Créateur d’une oeuvre libre et personnelle, onirique et universelle, Shoji Ueda figure parmi les grands maîtres de la photographie du XXème siècle tout en ayant que rarement quitté de vue les formes pures du Mont Daisen.
                                             Shoji ueda - Autoportrait

Parallèlement à l’exposition de la Maison Européenne de la Photographie, la galerie Camera Obscura (268, Boulevard Raspail) met en résonnance les oeuvres de Lartigue et celles de Ueda et démontre combien l’humilité de l’artisan et un regard étonné et poétique font les grands artistes.

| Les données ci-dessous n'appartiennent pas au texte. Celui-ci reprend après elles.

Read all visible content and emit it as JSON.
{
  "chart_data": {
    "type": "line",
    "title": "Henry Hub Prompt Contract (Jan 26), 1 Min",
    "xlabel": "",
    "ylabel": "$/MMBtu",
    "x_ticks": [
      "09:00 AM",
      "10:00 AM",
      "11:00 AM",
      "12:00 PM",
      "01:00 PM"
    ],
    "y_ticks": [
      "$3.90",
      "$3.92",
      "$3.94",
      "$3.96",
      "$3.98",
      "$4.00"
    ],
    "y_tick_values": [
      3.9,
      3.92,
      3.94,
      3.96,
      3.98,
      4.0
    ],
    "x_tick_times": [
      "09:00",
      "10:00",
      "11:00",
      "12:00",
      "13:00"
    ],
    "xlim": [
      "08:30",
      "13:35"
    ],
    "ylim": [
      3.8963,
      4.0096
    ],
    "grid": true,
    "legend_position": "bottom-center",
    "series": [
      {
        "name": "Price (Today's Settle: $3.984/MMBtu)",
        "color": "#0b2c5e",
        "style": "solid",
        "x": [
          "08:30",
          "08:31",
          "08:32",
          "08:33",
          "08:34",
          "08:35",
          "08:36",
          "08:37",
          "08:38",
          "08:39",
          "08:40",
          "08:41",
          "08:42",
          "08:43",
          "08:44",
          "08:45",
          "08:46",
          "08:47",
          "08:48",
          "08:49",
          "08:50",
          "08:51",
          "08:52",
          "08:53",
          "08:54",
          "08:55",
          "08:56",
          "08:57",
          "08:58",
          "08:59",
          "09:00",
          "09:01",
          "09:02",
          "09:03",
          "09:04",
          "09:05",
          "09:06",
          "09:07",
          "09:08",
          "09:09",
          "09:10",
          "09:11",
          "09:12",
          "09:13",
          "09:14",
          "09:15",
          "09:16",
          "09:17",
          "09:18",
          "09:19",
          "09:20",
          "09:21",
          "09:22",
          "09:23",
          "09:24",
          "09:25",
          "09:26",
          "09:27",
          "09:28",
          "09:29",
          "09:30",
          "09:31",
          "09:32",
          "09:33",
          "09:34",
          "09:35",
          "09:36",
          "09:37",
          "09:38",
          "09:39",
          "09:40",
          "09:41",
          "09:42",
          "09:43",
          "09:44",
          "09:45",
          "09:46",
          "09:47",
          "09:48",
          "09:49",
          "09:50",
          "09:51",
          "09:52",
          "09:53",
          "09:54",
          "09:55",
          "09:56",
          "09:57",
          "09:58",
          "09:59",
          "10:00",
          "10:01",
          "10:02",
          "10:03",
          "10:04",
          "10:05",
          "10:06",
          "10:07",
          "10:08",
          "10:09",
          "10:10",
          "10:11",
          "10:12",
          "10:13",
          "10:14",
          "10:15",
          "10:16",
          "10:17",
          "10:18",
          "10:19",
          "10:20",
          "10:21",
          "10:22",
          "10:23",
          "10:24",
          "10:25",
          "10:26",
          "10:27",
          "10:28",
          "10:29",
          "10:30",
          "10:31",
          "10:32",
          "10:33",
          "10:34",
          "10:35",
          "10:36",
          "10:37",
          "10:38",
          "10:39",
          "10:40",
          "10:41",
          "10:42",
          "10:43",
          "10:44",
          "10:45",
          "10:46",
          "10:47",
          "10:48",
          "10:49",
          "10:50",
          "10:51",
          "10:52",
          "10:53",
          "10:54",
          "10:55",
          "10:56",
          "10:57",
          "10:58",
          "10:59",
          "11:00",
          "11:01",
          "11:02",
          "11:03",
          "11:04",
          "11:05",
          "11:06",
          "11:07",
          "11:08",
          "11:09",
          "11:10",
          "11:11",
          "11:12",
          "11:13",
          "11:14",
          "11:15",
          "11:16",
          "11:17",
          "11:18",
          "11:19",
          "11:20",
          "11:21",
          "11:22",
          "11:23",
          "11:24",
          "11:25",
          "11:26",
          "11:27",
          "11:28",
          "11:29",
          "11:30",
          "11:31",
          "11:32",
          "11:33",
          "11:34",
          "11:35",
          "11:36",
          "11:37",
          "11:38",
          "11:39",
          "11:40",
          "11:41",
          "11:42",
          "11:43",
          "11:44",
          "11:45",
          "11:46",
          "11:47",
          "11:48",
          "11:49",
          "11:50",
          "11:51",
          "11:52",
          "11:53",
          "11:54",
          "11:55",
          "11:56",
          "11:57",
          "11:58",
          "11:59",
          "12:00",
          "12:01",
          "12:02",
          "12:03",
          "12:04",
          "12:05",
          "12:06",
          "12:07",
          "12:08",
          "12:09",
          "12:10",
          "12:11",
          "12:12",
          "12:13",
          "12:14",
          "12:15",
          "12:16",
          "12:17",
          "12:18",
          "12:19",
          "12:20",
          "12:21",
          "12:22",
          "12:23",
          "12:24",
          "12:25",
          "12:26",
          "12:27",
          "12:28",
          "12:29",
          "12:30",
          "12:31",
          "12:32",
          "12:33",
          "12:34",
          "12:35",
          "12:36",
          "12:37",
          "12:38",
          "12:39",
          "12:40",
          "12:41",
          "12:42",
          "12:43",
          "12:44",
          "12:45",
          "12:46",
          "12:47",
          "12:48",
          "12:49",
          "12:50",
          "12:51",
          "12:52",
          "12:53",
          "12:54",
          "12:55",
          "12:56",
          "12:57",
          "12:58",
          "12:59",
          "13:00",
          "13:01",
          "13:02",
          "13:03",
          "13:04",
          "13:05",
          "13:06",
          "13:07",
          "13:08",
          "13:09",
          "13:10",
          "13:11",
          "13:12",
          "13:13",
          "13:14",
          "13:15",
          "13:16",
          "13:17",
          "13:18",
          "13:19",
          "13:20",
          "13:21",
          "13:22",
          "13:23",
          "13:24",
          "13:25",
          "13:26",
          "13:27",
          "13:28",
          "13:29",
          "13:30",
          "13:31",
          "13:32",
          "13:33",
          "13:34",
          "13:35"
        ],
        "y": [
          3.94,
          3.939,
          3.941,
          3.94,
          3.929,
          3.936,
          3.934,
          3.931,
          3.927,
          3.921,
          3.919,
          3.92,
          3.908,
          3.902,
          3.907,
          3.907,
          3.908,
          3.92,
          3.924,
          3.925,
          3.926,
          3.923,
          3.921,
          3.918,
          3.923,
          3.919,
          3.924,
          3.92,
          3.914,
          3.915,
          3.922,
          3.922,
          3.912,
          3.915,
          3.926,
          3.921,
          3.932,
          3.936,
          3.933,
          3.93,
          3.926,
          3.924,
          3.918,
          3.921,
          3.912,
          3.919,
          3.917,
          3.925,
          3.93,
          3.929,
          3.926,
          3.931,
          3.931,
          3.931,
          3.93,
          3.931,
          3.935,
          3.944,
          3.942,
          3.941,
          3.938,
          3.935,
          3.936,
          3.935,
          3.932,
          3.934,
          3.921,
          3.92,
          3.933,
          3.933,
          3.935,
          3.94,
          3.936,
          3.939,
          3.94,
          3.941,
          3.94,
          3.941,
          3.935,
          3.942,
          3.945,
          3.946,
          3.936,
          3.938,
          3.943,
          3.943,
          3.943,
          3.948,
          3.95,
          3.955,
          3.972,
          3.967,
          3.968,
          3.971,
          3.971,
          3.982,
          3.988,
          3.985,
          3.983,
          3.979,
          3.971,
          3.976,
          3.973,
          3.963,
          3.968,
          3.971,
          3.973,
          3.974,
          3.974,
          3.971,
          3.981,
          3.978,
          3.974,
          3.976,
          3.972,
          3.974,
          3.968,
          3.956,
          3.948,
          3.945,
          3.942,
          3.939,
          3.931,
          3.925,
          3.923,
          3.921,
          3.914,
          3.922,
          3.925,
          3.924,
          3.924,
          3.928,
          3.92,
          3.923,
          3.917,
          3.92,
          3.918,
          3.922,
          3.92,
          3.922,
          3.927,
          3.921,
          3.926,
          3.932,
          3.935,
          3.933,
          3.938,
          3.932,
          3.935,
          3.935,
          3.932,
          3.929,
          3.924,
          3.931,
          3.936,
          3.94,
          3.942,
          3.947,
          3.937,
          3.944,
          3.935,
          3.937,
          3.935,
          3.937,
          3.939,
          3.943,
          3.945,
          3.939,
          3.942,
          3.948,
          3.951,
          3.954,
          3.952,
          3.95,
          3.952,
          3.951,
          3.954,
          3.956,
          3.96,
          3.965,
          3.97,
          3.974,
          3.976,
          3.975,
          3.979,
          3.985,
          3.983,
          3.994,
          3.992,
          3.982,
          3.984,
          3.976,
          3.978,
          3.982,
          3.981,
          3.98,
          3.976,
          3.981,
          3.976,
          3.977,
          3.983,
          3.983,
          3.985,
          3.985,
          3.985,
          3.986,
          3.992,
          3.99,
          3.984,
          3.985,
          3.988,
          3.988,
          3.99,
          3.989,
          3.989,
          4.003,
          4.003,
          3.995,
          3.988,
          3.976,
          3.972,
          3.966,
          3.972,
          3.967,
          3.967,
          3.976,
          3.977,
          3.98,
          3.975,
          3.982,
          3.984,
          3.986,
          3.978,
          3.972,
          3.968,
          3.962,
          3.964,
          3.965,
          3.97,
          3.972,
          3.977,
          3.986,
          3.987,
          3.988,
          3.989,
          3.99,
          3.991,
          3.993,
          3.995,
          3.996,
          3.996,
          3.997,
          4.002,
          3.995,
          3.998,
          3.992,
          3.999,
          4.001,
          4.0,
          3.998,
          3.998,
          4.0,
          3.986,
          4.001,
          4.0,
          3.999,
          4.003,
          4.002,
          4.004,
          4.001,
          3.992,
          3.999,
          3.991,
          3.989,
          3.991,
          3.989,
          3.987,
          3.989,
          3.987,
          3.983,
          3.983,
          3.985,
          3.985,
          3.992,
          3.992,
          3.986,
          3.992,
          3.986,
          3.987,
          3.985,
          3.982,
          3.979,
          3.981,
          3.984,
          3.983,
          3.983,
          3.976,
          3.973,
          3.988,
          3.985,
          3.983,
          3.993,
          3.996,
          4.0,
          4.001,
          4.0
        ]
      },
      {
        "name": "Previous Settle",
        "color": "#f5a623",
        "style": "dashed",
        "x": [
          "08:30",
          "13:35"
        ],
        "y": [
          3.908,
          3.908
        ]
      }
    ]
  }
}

                                                 

« Shoji Ueda, Une Ligne Subtile » – Du 16 janvier au 31 mars 2008 à la Maison Européenne de la Photographie, 5/7 rue de Fourcy, 75004 Paris

N/I
CO

PS : n’oubliez pas de vous rendre au sous-sol pour voir l’impressionnant travail de Jean-Christophe Ballot intitulé « Urban Landscape » et qui, de Shanghaï à Berlin en passant par Chicago ou Burgos, inventorie de belle manière les transformations des grandes mégalopoles, entre désert urbain et métropolis en construction permanente . La série sur Shanghaï et New York méritent particulièrement le détour.